Minions are characters in films produced by Universal Pictures
Cinematic/Alamy
Disney and Universal have filed a lawsuit against AI image generator Midjourney alleging mass copyright infringement that enables users to create images that “blatantly incorporate and copy Disney’s and Universal’s famous characters”. The action could be a major turning point in the legal battles over AI copyright infringement being negotiated by book publishers, news agencies and other content creators.
Midjourney’s tool, which creates images from text prompts, has 20 million users on its Discord server, where users type their inputs.
In the lawsuit, the two movie-making giants share examples in which Midjourney is able to create images that uncannily resemble characters each company owns the rights to, such as the Minions, controlled by Universal, or the Lion King, owned by Disney. The companies allege those outputs could only be the result of Midjourney training its AI on their copyrighted material.
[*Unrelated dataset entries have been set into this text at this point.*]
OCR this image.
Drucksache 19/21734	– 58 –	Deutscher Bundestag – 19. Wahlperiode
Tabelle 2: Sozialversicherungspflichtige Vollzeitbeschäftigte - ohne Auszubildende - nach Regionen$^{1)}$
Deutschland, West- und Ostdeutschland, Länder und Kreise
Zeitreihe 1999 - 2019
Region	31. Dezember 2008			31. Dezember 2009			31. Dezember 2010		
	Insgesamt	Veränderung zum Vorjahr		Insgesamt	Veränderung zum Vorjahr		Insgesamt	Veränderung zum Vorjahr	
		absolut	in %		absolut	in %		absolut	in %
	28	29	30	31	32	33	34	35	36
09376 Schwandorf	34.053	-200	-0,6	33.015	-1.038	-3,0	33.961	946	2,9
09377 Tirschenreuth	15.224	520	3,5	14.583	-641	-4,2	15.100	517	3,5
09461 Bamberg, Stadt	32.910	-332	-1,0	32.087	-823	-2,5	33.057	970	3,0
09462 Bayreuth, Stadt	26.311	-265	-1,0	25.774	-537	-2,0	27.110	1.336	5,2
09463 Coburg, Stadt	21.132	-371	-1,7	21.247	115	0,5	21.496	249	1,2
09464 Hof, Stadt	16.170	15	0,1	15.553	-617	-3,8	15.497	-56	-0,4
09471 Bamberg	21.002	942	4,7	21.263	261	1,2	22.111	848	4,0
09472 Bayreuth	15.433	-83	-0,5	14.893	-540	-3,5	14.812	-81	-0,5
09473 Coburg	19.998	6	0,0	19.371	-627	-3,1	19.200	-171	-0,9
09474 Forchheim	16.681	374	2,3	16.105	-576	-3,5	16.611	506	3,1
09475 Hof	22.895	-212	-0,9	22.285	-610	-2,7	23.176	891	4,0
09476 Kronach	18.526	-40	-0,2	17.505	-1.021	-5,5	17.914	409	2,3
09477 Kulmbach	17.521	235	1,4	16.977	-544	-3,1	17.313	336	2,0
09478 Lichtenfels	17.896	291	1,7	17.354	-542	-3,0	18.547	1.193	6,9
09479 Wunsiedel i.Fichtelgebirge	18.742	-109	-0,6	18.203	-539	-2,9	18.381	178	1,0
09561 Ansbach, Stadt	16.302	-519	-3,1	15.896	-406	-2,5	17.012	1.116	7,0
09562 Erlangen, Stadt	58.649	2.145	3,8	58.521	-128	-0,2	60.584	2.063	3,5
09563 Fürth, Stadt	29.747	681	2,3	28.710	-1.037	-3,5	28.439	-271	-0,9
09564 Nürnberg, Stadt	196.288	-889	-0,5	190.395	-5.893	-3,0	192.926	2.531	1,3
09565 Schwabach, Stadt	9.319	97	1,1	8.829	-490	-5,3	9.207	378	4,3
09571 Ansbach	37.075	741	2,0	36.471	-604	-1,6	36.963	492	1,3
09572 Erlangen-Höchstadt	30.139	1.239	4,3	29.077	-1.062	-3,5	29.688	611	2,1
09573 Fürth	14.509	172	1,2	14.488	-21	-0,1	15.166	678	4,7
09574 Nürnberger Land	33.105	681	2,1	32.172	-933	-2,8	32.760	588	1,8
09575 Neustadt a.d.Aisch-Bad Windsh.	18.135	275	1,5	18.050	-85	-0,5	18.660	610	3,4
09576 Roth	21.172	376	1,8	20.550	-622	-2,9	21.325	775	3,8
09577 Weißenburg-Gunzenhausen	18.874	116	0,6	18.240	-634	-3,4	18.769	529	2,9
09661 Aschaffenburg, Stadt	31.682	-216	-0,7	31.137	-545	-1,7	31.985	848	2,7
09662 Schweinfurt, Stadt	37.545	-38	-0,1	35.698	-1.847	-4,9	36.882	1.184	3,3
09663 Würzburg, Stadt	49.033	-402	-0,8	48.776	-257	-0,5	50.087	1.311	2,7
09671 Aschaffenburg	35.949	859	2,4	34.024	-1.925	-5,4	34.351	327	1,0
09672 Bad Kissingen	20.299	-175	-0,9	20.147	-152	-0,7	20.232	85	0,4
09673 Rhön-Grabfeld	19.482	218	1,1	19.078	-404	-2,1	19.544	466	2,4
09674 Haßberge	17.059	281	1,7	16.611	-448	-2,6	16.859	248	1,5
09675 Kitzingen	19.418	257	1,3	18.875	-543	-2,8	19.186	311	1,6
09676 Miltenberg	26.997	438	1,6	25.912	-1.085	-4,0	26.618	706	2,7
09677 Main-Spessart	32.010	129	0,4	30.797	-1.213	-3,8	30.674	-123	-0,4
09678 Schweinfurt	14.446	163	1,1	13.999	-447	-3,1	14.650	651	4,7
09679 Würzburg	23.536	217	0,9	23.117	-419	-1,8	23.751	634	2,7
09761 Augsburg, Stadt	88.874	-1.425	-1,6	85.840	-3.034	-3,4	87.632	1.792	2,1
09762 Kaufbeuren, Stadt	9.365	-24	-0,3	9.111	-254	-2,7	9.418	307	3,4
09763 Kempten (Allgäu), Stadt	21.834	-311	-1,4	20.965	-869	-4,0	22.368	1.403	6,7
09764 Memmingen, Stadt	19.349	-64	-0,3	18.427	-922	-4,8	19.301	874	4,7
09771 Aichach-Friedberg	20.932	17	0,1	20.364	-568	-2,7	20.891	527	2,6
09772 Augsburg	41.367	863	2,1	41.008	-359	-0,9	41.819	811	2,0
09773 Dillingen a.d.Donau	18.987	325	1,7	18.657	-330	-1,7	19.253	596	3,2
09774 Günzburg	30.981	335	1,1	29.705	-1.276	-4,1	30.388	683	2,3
They also say Midjourney “ignored” their attempts to remediate the issue prior to taking legal action.
In the complaint, the companies say “Midjourney is the quintessential copyright free-rider and a bottomless pit of plagiarism.” Midjourney did not immediately respond to New Scientist‘s request for comment.
The lawsuit has been welcomed by Ed Newton-Rex at Fairly Trained, a non-profit organisation that promotes fairer training practices for AI companies. “This is a great day for creators around the world,” he says. “Governments have shown worrying signs they might bend to big tech’s intense lobbying by legalising IP theft – Disney weighing in makes this that much less likely.”
Newton-Rex claims Midjourney engineers once told him their actions were justified because art is “ossified”. “Thankfully, this ludicrous defence wouldn’t stand up in court,” he says.
Legal experts are equally forthright about Midjourney’s likelihood of success defending the case. “It’s Disney, so Midjourney are fucked, pardon my French,” says Andres Guadamuz at the University of Sussex in the UK.
Guadamuz points out that Disney’s general approach to protecting its intellectual property – rarely, but firmly when it does – highlights the importance of its intervention. The movie companies acted months after other organisations, including news publishers, pursued AI firms over the alleged use of their proprietary creations. Many of those cases have settled after licensing agreements were reached between the AI companies and copyright holders.
“Media conglomerates are more interested in infringing outputs. The models are getting so much better that it’s now very easy to produce pretty much any character you can imagine,” says Guadamuz. He thinks Disney waited because “unlike publishers, they’re not looking for licensing agreements to survive”.
The involvement of two titans of the creative industry is revealing in itself and marks a watershed moment for AI and copyright, Guadamuz reckons. “The fact that they’re going after Midjourney is telling,” he says. The company is a minnow compared to larger AI firms because it only specialises in image generation. “This is a message to the larger players to get their act together and start implementing stronger filters, or they’ll be next.”
Many large AI companies provide image generation tools within their chatbots, though they tend to more strictly police users’ ability to create images incorporating copyrighted characters through blunt guardrails preventing them from even trying.
The less likely alternative is that Disney, which made $91 billion in revenue last year, is seeking to get money from Midjourney. “This could also be a message to come to the table and start negotiating. AI isn’t going away, so Disney may be setting this as a marker that they’re open for business,” says Guadamuz.